Also, flushing and Coco is dumb. Rapidly changing EC levels are stressful to plants.
I use tap water, protekt, dynagro for veg, maxibloom forflower, a little moab at the end and thats it. Never had a Ca deficiency. No need for a nutrient list as long as my arm.
You don't flush?
 

Screaming trees

Well-Known Member
Thanks burgertime2010 for starting this thread. So far I've gotten about 15 complete coco grows from start to finish under my belt as I've been running back to back for testing the best methods. I will say that flushing is one of the most important things to do and veg seems to be my critical point for keeping the roots white and constantly growing. Ive noticed that if I skip a flush they don't drink as much and look disappointed for not getting a bath, lol. All this is at 1.5tsp a gallon until I hit the last week of veg before flip and then I hit at 1.8 tsp per gallon. Id say out of every single thing I've ever done one of best things I done was adding a humate acid in.
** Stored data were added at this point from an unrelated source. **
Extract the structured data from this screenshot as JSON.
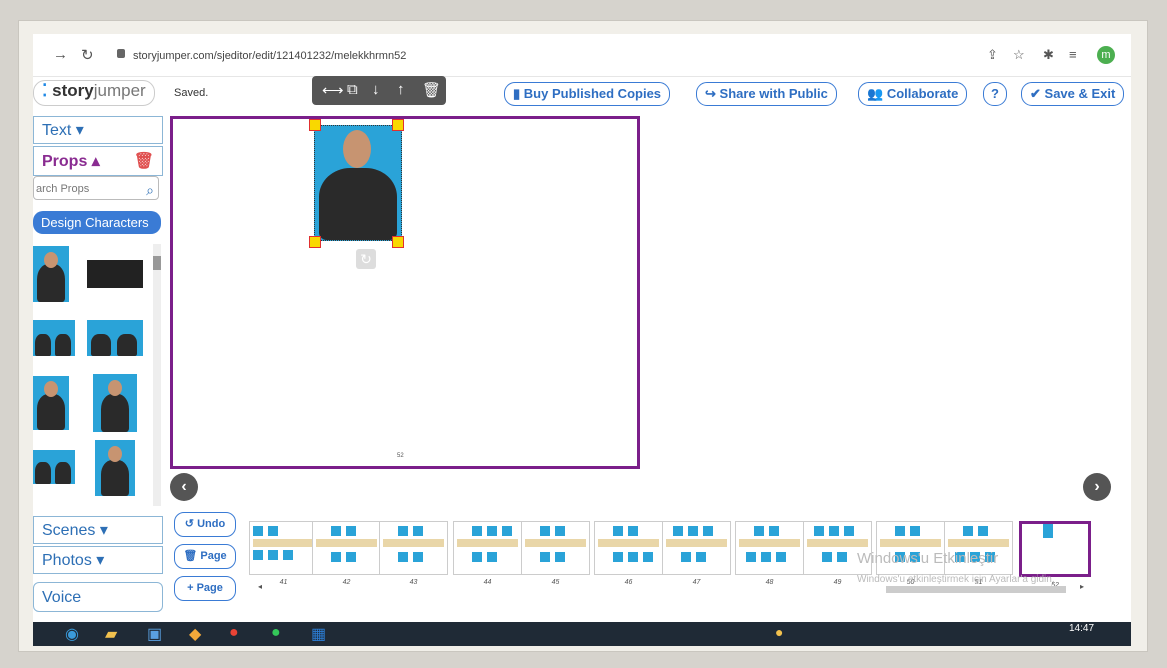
{
  "browser": {
    "url": "storyjumper.com/sjeditor/edit/121401232/melekkhrmn52",
    "avatar_letter": "m"
  },
  "header": {
    "logo_story": "story",
    "logo_jumper": "jumper",
    "saved_status": "Saved.",
    "buttons": {
      "buy": "Buy Published Copies",
      "share": "Share with Public",
      "collaborate": "Collaborate",
      "help": "?",
      "save_exit": "Save & Exit"
    }
  },
  "sidebar": {
    "text": "Text",
    "props": "Props",
    "search_placeholder": "arch Props",
    "design_characters": "Design Characters",
    "scenes": "Scenes",
    "photos": "Photos",
    "voice": "Voice"
  },
  "canvas": {
    "page_number": "52"
  },
  "controls": {
    "undo": "Undo",
    "delete_page": "Page",
    "add_page": "Page"
  },
  "pages": [
    "41",
    "42",
    "43",
    "44",
    "45",
    "46",
    "47",
    "48",
    "49",
    "50",
    "51",
    "52"
  ],
  "watermark": {
    "line1": "Windows'u Etkinleştir",
    "line2": "Windows'u etkinleştirmek için Ayarlar'a gidin."
  },
  "taskbar": {
    "clock": "14:47"
  },
  "colors": {
    "accent": "#3a7bd5",
    "selection": "#7b1f8a",
    "photo_bg": "#2aa3d8"
  }
}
Diamond Nectar was garbage but I did see a very slight difference compared to when I added Humboldt Flavorful. When I did that, everything exploded! Plus I didn't have to add as much PH down which I like a lot.
 

since1991

Well-Known Member
Using the 500 scale most my strains like 750 ppm at peak flowering. This added to the 110 ppm tap puts me at 860 ppm total. I might ramp up to 900 total when there really doing nice in mid or peak flower. Thats usually with the boost. Rite now iam using Ionic Grow, Bloom and Boost. With greenfuse root stimulator in early veg and bloom stimulator in flower. I continue gi ing grow nutrient until about 10 dYs into 12-12. Then i slowly introduce bloom stimulator and about week 5 or 6 i give them ionic boost. If i have Terpinator on hand i start this off at 5 ml a gallon and ramp this up to a total of 20 ml a gallon by week 6 also. Nitozime and fulvic acid foliar spray once a week in veg always. I pH all my feeds at 5.7 and in the tanks it drifts upwards to about 6.1 throughout the week. By that time my tanks are empty and need refilled and reset. Pretty simple. I dont think much about it anymore. I do use different nutrient brands now and again. Except for nzime and fulvic. I always use them as a foliar. All the brands perform the same as long as i stay within the ppm of total dissolved solids.